DOMANDE PER IL DOPO
Quando l’emergenza sarà conclusa —o forse anche prima — sarebbe utile spiegare come mai nel mondo, negli Stati e tra le Organizzazioni sovranazionali sia assente un piano strategico serio di contenimento delle epidemie da virus. Bill Gates lo aveva ricordato in un Tedx di cinque anni fa: «Oggi la più grande catastrofe globale che può accadere non è una guerra nucleare. Se qualcosa potrà uccidere più di dieci milioni di persone questo sarà un virus contagioso».
Abbiamo investito tantissimo in deterrenti nucleari e pochissimo nella creazione di un sistema che fermi l’epidemia». Quando deflagrò quella da ebola, scoppiata in Guinea, non esisteva nemmeno un gruppo di epidemiologi da allertare per studiare il fenomeno. Non esisteva un sistema di contrasto. «Contenere una grande epidemia richiede la presenza di centinaia di migliaia di operatori e di budget che mancano» ricordava ancora Gates. Non si improvvisa. Gli eroi nascono anche per la carenza dei mezzi e delle strategie. Quando l’emergenza sarà conclusa — o forse anche prima — sarebbe utile spiegare come mai i tamponi per rilevare il Covid-19 sono così contingentati. La sensazione è che la linea dell’Oms — il test solo ai sintomatici e che abbiano un fattore di rischio legato al contatto con un contagiato o con un’area di propagazione del virus — sia l’esito di uno stato di necessità. I tamponi sono inferiori al fabbisogno e dunque è preferibile non dissiparli. Anche per il conto che presentano (dai 35 ai 110 euro, esame compreso). Così si perdono, come hanno osservato più medici, in Emilia e fuori regione, gli asintomatici — cioè quelli che contrastano il coronavirus senza ammalarsi, rimanendo tuttavia contagiosi — che girano, lavorano, infettano. A gennaio, in Africa, un continente attraversato dagli interessi europei e cinesi, c’erano solo due laboratori (in Senegal e Sudafrica) abilitati a rilevare la presenza del Covid-19. Due in un continente abitato da 1,2 miliardi di persone. L’Oms si è attivata per fornire strumenti e addestramento necessario a implementare la capacità di analisi e di risposta in 37 Paesi, ma stiamo sempre rilevando l’affannosa rincorsa del problema, non la sua gestione a monte. Cosa accadrà in un quadro di sistemi sanitari locali comunque fragilissimi? Come si potrà provvedere agli eventuali fabbisogni di letti di terapia intensiva se nemmeno l’opulento Occidente ci riesce?
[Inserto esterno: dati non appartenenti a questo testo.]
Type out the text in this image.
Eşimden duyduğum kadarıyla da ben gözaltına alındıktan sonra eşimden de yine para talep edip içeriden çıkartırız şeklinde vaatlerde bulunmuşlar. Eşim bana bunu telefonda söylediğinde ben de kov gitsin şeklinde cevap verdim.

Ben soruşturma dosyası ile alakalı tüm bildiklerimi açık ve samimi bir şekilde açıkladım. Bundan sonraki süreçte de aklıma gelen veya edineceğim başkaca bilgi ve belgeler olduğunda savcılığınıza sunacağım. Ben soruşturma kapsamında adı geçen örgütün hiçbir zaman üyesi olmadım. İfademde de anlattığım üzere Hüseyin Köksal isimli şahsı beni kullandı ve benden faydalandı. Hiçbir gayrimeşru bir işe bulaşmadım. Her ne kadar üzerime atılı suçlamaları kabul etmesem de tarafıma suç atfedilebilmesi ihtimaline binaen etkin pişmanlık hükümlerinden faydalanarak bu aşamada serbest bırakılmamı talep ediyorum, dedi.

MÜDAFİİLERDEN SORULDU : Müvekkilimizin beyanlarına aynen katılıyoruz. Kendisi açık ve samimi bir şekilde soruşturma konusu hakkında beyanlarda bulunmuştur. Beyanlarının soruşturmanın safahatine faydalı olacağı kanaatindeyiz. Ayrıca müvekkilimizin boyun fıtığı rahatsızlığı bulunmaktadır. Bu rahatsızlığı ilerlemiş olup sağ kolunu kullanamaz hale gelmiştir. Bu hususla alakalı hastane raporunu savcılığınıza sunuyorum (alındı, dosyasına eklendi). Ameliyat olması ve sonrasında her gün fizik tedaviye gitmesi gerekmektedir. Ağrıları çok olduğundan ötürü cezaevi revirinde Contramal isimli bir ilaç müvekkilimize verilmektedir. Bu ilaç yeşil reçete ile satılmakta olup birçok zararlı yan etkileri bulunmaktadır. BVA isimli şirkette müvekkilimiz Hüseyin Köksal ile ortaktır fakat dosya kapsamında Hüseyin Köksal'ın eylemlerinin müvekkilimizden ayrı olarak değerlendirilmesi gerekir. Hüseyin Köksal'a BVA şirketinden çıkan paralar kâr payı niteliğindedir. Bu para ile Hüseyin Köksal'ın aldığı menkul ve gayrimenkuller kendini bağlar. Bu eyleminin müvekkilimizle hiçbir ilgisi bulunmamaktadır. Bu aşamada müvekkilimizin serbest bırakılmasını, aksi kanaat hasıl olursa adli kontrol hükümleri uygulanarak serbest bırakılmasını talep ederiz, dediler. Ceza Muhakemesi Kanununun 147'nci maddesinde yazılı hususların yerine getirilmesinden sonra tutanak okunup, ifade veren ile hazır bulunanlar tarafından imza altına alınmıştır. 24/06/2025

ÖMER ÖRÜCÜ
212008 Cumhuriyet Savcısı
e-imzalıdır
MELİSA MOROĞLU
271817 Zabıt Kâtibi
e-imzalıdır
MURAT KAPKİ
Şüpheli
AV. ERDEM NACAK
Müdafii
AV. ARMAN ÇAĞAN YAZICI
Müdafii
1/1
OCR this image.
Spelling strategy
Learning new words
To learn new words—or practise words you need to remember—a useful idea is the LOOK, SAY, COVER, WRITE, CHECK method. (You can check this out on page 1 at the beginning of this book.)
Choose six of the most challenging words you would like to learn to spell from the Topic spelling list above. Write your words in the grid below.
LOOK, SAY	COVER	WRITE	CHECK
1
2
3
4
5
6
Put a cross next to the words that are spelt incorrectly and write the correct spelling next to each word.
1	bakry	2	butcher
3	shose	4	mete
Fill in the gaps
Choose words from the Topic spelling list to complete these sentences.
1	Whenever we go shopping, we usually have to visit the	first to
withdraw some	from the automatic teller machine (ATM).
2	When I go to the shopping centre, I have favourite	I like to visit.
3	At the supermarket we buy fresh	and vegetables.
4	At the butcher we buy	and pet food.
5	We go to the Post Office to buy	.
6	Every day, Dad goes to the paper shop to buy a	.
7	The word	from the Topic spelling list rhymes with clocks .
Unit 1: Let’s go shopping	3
Quando l’emergenza sarà conclusa — o forse anche prima — sarebbe utile spiegare come mai un elemento semplice e indispensabile come una mascherina sia introvabile sui mercati occidentali. Come mai la sua produzione è praticamente appannaggio di tre Paesi nel mondo: Cina, India e Vietnam. Qualcuno insinua che sia un business dai margini modesti. Non è anche questo una spia della vulnerabilità del sistema di protezione che abbiamo?
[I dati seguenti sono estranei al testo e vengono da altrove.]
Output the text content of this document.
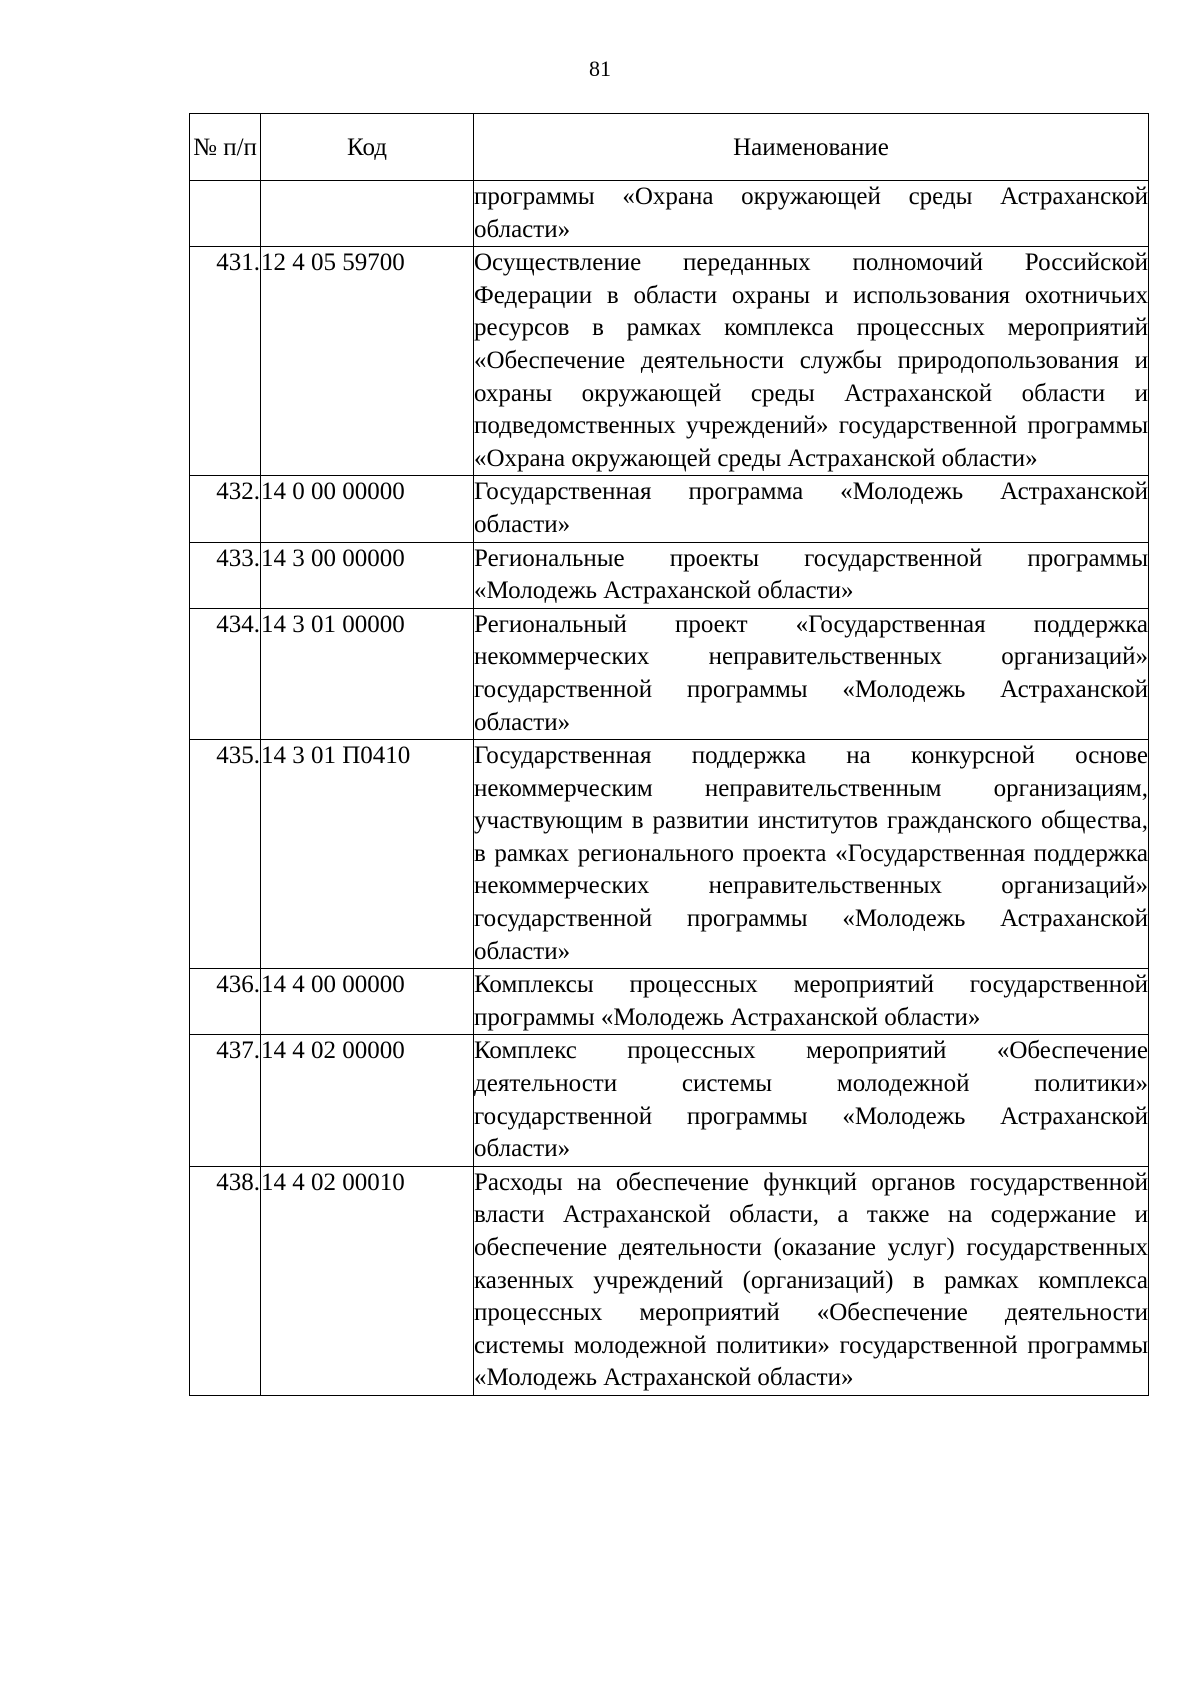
81
№ п/п	Код	Наименование
		программы «Охрана окружающей среды Астраханской области»
431.	12 4 05 59700	Осуществление переданных полномочий Российской Федерации в области охраны и использования охотничьих ресурсов в рамках комплекса процессных мероприятий «Обеспечение деятельности службы природопользования и охраны окружающей среды Астраханской области и подведомственных учреждений» государственной программы «Охрана окружающей среды Астраханской области»
432.	14 0 00 00000	Государственная программа «Молодежь Астраханской области»
433.	14 3 00 00000	Региональные проекты государственной программы «Молодежь Астраханской области»
434.	14 3 01 00000	Региональный проект «Государственная поддержка некоммерческих неправительственных организаций» государственной программы «Молодежь Астраханской области»
435.	14 3 01 П0410	Государственная поддержка на конкурсной основе некоммерческим неправительственным организациям, участвующим в развитии институтов гражданского общества, в рамках регионального проекта «Государственная поддержка некоммерческих неправительственных организаций» государственной программы «Молодежь Астраханской области»
436.	14 4 00 00000	Комплексы процессных мероприятий государственной программы «Молодежь Астраханской области»
437.	14 4 02 00000	Комплекс процессных мероприятий «Обеспечение деятельности системы молодежной политики» государственной программы «Молодежь Астраханской области»
438.	14 4 02 00010	Расходы на обеспечение функций органов государственной власти Астраханской области, а также на содержание и обеспечение деятельности (оказание услуг) государственных казенных учреждений (организаций) в рамках комплекса процессных мероприятий «Обеспечение деятельности системы молодежной политики» государственной программы «Молодежь Астраханской области»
Quando l’emergenza sarà conclusa — o forse anche prima — sarebbe utile spiegare come mai nell’universo economico si contassero sulle dita di una mano (e forse nemmeno) le imprese che avevano un piano organizzativo interno in caso di pandemia e dunque in grado di attivarsi a tutela della salute dei loro lavoratori e della produzione. Mascherine, igienizzanti, sanificazione degli spazi di lavoro, smart working, riconversioni: nulla di tutto questo è nell’orizzonte della maggior parte del sistema economico italiano e regionale. Con alcune nobili eccezioni. Quando l’emergenza sarà conclusa — o forse anche prima — sarebbe utile spiegare che il sacrificio delle libertà individuali e collettive non è né bello né equo. Giusto qualche agiato cittadino può pensare di trastullarsi al confino leggendo libri e visionando dvd, dividendosi tra il giardino e i tre piani di casa. E alle «generazioni che stiamo perdendo» non dovremmo chiedere la differenza che separa l’oggi dalla seconda guerra mondiale, ma quella con il fascismo. Per ricordarci, quando sarà terminato lo stato di eccezione, di opporci al controllo sociale attraverso le celle telefoniche, di rabbrividire all’idea che l’esercito sia in strada, di inquietarci al pensiero che in questo momento esistono solo flebili contrappesi al potere di chi decide. L’accettazione di alcune limitazioni temporanee non può essere acritica e non estingue il diritto a (r)esistere.